I want to prove this using induction. The basis step would be to just inspect the graphs with 1 and 2 vertices and see that the theorem holds. I don't know where to go from here, any help would be appreciated.
First show that the conclusion is equivalent to the assertion that $G$ has at most $\left\lfloor\frac{n^2}4\right\rfloor$ edges.
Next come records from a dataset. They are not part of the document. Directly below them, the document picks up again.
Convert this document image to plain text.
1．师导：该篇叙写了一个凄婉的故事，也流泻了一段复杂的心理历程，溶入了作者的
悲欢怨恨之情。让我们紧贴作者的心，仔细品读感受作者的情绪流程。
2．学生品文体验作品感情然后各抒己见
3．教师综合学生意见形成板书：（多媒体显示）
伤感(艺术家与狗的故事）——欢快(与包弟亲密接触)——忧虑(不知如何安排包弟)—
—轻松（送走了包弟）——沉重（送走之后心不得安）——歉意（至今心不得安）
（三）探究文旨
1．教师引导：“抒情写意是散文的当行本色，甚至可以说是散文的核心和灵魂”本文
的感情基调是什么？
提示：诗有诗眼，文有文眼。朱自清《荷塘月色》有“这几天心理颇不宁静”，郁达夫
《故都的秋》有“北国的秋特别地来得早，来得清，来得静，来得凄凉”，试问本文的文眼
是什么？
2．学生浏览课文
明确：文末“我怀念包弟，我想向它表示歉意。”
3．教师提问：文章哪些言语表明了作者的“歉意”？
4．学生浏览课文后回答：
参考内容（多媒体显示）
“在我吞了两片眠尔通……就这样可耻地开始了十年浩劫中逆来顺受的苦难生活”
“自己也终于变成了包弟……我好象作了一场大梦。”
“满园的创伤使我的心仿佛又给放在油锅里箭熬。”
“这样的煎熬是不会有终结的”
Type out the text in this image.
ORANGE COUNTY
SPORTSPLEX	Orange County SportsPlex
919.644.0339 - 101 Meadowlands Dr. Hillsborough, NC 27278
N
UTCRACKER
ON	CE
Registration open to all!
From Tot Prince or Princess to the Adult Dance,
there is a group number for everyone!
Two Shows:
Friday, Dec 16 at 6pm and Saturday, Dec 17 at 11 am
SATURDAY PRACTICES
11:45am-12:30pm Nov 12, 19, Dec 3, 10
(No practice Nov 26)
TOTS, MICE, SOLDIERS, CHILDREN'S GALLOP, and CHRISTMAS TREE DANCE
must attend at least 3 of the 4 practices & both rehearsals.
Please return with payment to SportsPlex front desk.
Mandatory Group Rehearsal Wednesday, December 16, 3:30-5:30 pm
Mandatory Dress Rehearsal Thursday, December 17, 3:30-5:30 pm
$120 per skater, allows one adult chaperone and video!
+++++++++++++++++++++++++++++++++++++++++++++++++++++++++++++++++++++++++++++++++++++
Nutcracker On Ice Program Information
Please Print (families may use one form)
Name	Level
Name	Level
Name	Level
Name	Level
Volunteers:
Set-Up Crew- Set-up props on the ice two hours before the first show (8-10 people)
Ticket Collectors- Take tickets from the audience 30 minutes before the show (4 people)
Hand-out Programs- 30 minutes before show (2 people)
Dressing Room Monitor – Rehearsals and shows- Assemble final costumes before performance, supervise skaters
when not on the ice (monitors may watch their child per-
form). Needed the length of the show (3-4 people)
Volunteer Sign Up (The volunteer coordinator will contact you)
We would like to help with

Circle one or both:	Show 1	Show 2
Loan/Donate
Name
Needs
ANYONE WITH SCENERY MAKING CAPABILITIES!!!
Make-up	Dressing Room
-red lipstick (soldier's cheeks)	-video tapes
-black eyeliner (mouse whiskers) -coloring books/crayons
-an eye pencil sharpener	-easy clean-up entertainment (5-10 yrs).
Suppose that the result is true for bipartite graphs with fewer than $n$ vertices, and let $G$ be a bipartite graph with $n$ vertices. Let $U$ and $V$ be the parts of $G$, where $|U|\le|V|$; then $|U|\le\left\lfloor\frac{n}2\right\rfloor$. Remove one vertex from $V$, along with all of the edges incident at that vertex; the resulting graph $G'$ is bipartite on $n-1$ vertices, so by the induction hypothesis it has at most $\left\lfloor\frac{(n-1)^2}4\right\rfloor$ edges. We removed at most $\left\lfloor\frac{n}2\right\rfloor$ edges from $G$ to get $G'$, so $G$ has at most
$$\left\lfloor\frac{(n-1)^2}4\right\rfloor+\left\lfloor\frac{n}2\right\rfloor$$
edges. To complete the induction step, show that
$$\left\lfloor\frac{(n-1)^2}4\right\rfloor+\left\lfloor\frac{n}2\right\rfloor\le\left\lfloor\frac{n^2}4\right\rfloor\,.$$
If you’re interested, you can also show that the upper bound of $\left\lfloor\frac{n^2}4\right\rfloor$ edges is achieved in the complete bipartite graph $K_{\left\lfloor\frac{n}2\right\rfloor,\left\lceil\frac{n}2\right\rceil}$.